Chap N°1: Bien-être dans le moule
Les manipulations du système.  

L’univers du bien-être n’est pas sans évoquer le petit monde de la cosmétique: le « masque » cache les imperfections de la normalité; la crème protège des agressions du monde ; la mousse donne le sentiment d’être plus léger, le parfum (synthétique) évite de se « sentir mal »…

Le terme « cosmétique » vient du grec « kosmos » qui signifie « parure », c’est-à-dire « qui embellit et qui décore ». La cosmétique a par essence un caractère superficiel et, longtemps, les crèmes ont d’ailleurs servi d’écran à la crasse. Le bien-être serait-il, par analogie, le paravent d’un mal-être généralisé ? A se badigeonner en permanence de bien-être, ne prend-on pas le risque, au final, de ne plus supporter grand-chose voire de développer des allergies ?

La cosmétique estampillée « Bio » connaît une croissance à deux chiffres mais l’argument du naturel ne saurait légitimer le business du « paraître ». Que ce soit sous l’égide du bio ou du chimique, refuser boutons et rides, imperfections et vieillesse, revient toujours, in fine, à rejeter des aspects essentiels de la vie elle-même. La cosmétique Bio reste de la cosmétique de même que la consommation de produits de bien-être demeure de la consommation. Le pouvoir d’achat s’exerce sur autre chose mais le paradigme n’évolue guère et les promesses du marketing n’engagent toujours que ceux qui ont la naïveté d’y croire…

L’expert en bien-être demeure également expert et il lui sera tout aussi difficile de « comprendre une chose si son salaire dépend de ce qu’il ne la comprenne pas. » Assis sur sa branche plus ou moins pourrie, il encouragera les badauds à prendre de l’altitude pour le rejoindre, oubliant que la nature humaine requiert avant tout de toucher terre.

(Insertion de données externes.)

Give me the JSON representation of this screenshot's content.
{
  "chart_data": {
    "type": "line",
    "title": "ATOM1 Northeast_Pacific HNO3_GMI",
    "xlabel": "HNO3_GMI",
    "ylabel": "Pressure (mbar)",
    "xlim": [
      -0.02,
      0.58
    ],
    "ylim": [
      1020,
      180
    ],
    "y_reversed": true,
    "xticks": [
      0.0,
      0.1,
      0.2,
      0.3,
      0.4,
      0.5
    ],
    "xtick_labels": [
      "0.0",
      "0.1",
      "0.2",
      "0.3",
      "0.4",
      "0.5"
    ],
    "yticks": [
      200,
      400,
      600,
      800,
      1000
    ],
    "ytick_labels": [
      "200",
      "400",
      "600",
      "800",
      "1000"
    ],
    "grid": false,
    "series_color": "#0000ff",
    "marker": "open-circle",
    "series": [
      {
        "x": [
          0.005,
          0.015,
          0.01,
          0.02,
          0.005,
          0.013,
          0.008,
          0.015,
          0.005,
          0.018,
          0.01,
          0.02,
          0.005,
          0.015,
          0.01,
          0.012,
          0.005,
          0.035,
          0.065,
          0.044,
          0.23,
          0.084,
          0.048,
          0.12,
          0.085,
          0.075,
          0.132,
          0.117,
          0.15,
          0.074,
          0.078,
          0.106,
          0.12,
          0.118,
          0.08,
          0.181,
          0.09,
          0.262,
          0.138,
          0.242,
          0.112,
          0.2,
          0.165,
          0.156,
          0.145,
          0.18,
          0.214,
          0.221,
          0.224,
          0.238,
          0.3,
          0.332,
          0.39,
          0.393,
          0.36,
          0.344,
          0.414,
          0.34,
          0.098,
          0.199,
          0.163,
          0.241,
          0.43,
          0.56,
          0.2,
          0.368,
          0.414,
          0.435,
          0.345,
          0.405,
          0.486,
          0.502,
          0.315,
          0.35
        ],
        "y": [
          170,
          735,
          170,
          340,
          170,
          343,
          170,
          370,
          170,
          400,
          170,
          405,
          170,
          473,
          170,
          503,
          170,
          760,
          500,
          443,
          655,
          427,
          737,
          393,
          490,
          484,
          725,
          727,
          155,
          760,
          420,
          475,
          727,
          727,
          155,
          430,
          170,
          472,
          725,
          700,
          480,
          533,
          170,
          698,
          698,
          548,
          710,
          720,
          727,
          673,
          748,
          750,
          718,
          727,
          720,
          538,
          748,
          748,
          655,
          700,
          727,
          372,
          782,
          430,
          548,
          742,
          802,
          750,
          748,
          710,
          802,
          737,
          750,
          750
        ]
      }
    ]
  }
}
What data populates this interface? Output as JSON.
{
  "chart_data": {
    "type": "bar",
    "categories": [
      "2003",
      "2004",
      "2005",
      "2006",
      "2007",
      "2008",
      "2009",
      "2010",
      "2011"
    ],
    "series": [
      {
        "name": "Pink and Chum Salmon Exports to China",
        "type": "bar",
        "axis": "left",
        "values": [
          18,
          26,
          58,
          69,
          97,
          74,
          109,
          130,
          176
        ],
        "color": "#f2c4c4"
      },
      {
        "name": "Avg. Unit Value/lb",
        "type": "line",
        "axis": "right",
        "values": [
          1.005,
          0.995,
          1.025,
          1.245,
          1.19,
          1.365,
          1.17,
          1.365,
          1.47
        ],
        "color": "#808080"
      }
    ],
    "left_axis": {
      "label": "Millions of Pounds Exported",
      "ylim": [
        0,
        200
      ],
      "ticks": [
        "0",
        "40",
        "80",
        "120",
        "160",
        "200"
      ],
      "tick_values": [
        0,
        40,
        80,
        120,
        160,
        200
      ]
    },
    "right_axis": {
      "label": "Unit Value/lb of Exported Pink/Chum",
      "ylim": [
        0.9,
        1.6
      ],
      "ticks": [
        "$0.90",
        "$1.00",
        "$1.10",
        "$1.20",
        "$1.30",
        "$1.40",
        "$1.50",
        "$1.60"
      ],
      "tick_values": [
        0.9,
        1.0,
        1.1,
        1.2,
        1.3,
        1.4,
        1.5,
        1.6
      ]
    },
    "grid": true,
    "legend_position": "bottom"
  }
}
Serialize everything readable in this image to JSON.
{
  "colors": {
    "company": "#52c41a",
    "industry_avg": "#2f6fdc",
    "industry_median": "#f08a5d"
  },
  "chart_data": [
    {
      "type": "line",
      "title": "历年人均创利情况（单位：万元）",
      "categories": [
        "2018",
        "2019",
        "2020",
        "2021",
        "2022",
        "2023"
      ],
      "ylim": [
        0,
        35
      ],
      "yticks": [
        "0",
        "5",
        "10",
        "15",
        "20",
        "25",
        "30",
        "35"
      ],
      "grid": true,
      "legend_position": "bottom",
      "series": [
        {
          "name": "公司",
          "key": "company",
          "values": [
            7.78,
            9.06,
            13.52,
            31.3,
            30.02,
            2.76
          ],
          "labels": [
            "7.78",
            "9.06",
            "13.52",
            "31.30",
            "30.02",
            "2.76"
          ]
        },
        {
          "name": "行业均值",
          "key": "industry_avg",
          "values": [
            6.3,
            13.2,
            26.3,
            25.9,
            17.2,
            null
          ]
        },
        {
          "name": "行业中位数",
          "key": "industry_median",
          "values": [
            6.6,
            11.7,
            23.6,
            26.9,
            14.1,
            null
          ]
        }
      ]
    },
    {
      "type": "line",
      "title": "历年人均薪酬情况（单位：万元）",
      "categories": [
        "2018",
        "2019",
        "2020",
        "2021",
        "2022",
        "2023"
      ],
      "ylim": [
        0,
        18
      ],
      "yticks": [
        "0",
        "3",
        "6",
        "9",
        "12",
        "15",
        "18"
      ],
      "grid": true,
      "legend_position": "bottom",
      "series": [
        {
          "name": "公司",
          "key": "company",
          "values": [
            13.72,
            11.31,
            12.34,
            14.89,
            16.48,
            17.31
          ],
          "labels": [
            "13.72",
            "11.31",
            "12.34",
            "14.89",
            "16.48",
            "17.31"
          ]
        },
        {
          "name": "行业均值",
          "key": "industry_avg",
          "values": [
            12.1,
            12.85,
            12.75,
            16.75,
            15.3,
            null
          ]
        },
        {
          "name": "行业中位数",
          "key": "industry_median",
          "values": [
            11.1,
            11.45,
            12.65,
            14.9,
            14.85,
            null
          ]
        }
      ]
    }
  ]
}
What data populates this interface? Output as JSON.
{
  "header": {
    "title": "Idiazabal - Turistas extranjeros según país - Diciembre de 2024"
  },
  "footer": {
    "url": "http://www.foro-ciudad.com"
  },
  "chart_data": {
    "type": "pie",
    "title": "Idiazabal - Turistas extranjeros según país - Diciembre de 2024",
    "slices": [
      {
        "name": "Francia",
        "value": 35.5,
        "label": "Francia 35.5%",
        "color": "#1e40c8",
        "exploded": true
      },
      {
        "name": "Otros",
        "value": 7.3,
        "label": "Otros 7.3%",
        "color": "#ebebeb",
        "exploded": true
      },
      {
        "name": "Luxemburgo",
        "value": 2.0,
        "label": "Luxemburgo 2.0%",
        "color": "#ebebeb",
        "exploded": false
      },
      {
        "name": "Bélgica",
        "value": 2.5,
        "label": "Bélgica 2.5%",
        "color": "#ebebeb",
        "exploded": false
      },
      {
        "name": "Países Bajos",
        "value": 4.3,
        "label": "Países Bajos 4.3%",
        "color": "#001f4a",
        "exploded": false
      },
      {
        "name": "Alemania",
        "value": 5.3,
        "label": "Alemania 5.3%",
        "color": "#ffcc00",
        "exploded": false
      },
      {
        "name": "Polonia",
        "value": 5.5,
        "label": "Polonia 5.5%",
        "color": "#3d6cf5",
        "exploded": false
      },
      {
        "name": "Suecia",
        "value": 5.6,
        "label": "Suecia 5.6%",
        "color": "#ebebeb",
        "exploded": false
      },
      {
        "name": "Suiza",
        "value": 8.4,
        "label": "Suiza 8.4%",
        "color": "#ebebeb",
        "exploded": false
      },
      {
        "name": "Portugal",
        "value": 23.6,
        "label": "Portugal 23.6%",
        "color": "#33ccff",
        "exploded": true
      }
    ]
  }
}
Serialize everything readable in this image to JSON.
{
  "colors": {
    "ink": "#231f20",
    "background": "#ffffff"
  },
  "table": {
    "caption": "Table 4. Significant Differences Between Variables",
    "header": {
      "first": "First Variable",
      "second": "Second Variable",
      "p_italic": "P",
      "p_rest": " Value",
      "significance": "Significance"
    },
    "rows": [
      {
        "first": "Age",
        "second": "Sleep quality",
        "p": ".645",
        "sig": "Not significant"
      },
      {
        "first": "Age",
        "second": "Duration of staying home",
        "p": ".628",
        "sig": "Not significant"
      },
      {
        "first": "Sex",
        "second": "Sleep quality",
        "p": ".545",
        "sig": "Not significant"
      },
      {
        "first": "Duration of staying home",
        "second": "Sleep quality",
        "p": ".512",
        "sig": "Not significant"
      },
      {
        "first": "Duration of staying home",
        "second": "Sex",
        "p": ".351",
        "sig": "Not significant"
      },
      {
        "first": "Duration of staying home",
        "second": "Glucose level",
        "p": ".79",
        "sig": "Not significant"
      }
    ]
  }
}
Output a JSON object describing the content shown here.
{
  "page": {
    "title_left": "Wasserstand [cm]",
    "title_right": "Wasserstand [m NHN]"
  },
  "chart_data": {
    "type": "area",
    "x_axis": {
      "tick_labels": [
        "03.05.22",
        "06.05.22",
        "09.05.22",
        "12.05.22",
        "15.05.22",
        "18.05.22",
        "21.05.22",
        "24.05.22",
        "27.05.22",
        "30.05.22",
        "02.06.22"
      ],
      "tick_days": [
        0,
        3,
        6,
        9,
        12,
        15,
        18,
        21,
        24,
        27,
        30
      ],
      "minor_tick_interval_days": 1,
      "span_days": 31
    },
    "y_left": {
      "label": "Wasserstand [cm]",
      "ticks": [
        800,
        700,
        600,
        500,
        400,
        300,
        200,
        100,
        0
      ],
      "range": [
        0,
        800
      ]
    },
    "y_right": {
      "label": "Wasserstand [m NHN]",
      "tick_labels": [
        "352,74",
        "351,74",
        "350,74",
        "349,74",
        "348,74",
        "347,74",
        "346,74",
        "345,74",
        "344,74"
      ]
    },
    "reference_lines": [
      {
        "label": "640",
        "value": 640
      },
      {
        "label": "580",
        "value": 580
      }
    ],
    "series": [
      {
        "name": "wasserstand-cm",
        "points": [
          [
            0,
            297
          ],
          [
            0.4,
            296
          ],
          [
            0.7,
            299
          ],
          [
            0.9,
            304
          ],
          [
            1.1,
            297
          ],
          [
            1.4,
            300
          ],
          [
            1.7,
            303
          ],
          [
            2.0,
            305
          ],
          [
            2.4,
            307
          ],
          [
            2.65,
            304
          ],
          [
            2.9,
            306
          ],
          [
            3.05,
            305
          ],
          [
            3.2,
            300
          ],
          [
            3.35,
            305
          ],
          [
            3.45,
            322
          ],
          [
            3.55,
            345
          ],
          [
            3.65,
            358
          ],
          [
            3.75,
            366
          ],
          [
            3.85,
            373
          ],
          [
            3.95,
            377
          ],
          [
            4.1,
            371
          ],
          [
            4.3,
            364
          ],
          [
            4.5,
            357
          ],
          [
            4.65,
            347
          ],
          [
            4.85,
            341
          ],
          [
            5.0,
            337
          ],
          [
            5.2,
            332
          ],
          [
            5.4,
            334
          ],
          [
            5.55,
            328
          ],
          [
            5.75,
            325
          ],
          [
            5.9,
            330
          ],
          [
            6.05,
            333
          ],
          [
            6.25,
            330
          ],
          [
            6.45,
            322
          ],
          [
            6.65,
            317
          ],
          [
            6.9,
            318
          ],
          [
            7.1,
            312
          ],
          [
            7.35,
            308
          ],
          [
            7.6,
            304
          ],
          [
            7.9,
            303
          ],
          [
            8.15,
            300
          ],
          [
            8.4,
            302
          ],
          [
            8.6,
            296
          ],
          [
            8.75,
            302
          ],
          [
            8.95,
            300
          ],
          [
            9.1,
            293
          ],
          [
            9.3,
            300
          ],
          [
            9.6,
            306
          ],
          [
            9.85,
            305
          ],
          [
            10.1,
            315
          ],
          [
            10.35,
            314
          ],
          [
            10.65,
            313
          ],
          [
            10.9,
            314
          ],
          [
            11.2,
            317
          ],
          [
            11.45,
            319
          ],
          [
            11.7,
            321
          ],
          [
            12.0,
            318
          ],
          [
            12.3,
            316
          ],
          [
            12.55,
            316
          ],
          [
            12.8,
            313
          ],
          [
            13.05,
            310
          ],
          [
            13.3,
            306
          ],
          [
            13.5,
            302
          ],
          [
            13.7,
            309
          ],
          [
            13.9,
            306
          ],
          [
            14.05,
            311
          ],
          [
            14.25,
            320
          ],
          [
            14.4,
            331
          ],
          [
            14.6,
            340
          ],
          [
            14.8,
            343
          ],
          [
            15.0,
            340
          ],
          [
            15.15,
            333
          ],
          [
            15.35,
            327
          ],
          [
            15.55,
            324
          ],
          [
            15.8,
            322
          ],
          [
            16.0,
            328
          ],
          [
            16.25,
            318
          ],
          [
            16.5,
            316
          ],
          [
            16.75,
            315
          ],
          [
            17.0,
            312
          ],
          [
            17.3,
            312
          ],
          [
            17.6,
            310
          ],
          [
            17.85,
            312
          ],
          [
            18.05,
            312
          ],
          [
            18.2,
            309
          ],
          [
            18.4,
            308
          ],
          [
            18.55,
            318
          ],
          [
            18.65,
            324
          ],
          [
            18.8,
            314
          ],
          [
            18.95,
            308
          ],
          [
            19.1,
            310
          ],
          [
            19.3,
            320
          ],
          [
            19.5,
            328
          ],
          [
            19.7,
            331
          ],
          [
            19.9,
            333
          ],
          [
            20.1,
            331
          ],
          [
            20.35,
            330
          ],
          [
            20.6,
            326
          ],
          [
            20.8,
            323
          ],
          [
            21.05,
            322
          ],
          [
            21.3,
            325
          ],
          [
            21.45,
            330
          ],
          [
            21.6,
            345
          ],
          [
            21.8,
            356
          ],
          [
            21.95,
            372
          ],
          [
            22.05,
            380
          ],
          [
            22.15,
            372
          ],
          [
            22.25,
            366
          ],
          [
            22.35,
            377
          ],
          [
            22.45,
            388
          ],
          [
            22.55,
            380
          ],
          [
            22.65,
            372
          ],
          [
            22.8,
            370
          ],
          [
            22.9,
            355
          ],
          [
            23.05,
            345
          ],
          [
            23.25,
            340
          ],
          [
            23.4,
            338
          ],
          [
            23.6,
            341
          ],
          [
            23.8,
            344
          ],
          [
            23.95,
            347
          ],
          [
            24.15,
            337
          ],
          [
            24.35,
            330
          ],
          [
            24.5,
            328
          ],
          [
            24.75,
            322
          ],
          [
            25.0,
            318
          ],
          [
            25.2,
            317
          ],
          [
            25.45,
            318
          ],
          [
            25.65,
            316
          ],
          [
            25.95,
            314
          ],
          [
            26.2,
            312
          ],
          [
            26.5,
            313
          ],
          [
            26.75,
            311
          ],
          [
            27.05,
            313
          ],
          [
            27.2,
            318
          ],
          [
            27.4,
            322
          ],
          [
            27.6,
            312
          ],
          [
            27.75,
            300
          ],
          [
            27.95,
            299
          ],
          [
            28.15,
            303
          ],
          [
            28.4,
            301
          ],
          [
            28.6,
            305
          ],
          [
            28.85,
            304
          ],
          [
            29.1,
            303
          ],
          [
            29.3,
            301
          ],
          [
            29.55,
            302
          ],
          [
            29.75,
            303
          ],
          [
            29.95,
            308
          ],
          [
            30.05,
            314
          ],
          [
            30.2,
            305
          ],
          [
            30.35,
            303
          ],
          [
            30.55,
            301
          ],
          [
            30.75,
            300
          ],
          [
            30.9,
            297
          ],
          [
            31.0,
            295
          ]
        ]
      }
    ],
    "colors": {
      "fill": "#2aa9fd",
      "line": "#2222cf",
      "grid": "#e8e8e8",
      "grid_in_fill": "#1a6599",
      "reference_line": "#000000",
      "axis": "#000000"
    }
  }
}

Il leur promettra un soleil éternel au dessus des nuages, oubliant qu’il ne peut y avoir de croissance sans nuage et sans pluie. Il leur parlera de beauté, de confort et de santé, oubliant qu’il ne peut y avoir de sens de la vie sans vieillesse, sans douleur et sans mort.

L’obsession de la performance et la promesse d’un monde meilleur sont excellentes pour les affaires. Quoi de mieux en effet pour la consommation qu’une compétition illimitée en quête d’un objectif illusoire ? Le bien-être, sous le prétexte de l’être, ne viserait-il pas avant tout l’avoir de biens de consommation. Le bien-être, sous l’égide du bien, n’est-il pas le premier pourvoyeur de mal-être, complexes et frustrations ?

Il n’y a évidemment aucun mal à se sentir bien ou à désirer aller mieux. Le problème survient lorsque cette aspiration se transforme en injonctions sociales déclinées sur le mode de l’impératif : « Que tu sois bien ! », « Sois bien ! », « Bien ! » Il n’est en effet plus alors question de développement personnel mais de développement du personnel. L’objectif n’est plus d’être bien mais d’être toujours mieux et, au passage, de bien nous comporter.

[...]

 

Chap N°2: Le bien (être) de CONsommation courante
Bien-être ou bien avoir ?

Dans le cadre d’une société marchande, bien-être signifie le plus souvent bien consommer c’est-à-dire en quantité suffisante pour justifier les investissements publicitaires et garantir une croissance pérenne. Un bon citoyen est avant tout un bon consommateur : je consomme donc je suis.

L’objectif étant d’accoler les deux termes par un trait d’union, le numéro de charme entre les biens et l’être consommateur se déroule grosso-modo de la manière suivante :

1. Une publicité pour un bien quelconque diffuse le message subliminal « achetez-moi et vous vous sentirez bien »
2. L’être, crédule et confiant par nature, obéit et se retrouve avec un nouveau bien dans son caddie®.
3. L’être est d’abord sous le charme et légitimement fier d’une acquisition qui le caractérise comme un être d’exception : il a acheté le bien comme tout le monde !
4. Mais l’être constate vite que le bien ne remplit pas ses promesses, que le bien-être n’est pas au rendez-vous.
5. Frustré par son expérience, l’être n’a qu’une hâte : compenser son mal par du bien. C’est donc tout naturellement qu’il sera sensible à un autre message publicitaire…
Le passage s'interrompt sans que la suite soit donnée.